Thursday, 6 December 2007

MySQL: Unlimited updates in one query - ish.

One of the major parts of my job is/was developing the interface to our MIS that handles hundreds of connections on a nightly basis from other MIS systems which push data in a CSV format. These CSV files contain information that then needs to be pushed into our MIS (thousands of inserts and updates, plus some deletes).

Now, creating the insert statements are a breeze with the "insert into tbl0(...) values(...),(...),..." MySQL syntax. I can push thousands of inserts in a single query, the only limit being the MySQL packet size, hence the 'ish' in the title. But what about updates? before now I've resorted to just running the updates as single queries, which lets face it, is slow. So lets look at how we can speed this up.

The Meat

First create a test table:

create table test0(sid int, staffid varchar(255), name varchar(255), unique(sid, staffid));

Insert some data:

insert into test0(sid, staffid, name) values(1, 'ar', 'Andrew'), (1, 'jm', 'John'), (1, 'sl', 'Seb');

Now we want to turn:

update test1 set name = 'Andrew 2' where sid = 1 and staffid = 'ar';
update test1 set name = 'John 2' where sid = 1 and staffid = 'jm';
update test1 set name = 'Seb 2' where sid = 1 and staffid = 'sl';

Into a single query, and we do this like so:

insert into test0(sid, staffid, name) values(1, 'ar', 'Andrew 2'),
(1, 'jm', 'John 2'),(1, 'sl', 'Seb 2') on duplicate key update = values(name);

`test0` should now have been updated with the new values. The key to all this is using "on duplicate key update".

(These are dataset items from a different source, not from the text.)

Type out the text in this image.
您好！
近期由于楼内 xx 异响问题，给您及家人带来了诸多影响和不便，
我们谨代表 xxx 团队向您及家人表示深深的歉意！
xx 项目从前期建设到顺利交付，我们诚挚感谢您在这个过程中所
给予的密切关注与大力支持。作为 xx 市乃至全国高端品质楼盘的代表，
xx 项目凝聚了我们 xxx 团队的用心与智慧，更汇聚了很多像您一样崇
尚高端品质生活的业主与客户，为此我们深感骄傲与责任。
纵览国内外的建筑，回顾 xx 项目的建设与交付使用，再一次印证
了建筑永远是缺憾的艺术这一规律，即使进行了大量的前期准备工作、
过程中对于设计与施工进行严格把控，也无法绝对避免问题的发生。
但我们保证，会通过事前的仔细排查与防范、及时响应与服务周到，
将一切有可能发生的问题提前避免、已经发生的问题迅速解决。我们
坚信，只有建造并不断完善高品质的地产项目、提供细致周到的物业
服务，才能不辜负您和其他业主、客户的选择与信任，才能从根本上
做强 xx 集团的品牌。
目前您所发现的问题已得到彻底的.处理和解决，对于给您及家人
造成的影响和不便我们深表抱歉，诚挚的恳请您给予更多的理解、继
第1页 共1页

I should point out, for the uninitiated that you need a unique key for this to work. In this case it is (sid, staffid) plus there is no need to update the unique keys.

Initial tests show a two thirds increase in speed when we are:
  1. Hitting MySQL from a PHP script.
  2. Breaking the updates into 1024k chunks.
  3. Connecting to MySQL on the localhost
If you are connecting to MySQL over a network you should see even better speed improvements because of the effects of network latency.

Drawbacks and Unknowns
  1. I've not tested this against multiple update queries sent in one go. i.e. "update tbl0 set col1 = 1 where col0 = 0; update tbl0 set col1 = 2 where col0 =1; ...".
  2. Increased memory use from the size of the insert statement. However I took the chunks down to 500k and even 250k and lost no more than 5-10% performance.
  3. If your using PHP watch the memory limit. Also keep your chunks below the max allowed packet size.


George said...

I know this is an old post, but I thought it was worth a quick comment anyhow :)

Why are you performing individual inserts and updates? Would it not be more efficient to bulk load the CSV(s) in to a temporary table and then use a SET based method instead of an RBAR one?

Andrew Rose said...

Hi George. Yeap, row by row is the way we have to do things. We deal with data from many heterogeneous systems that don't export data in the exact same ways. This data requires sanitizing and lookups into internal hash tables for their respective keys. Also some rows require actions to be performed i.e. new student or staff records may require new user accounts creating. We also need to derive certain data due to limitations of the external systems.

Using the MySQL "LOAD DATA INFILE" functionality was one of my first attempts(many years ago), which doesn't require any temp tables. We grew out of this method very quickly. If the data you take in is known to be clean and matches with your own systems schema then by all means use something like this. We don't have that luxury :)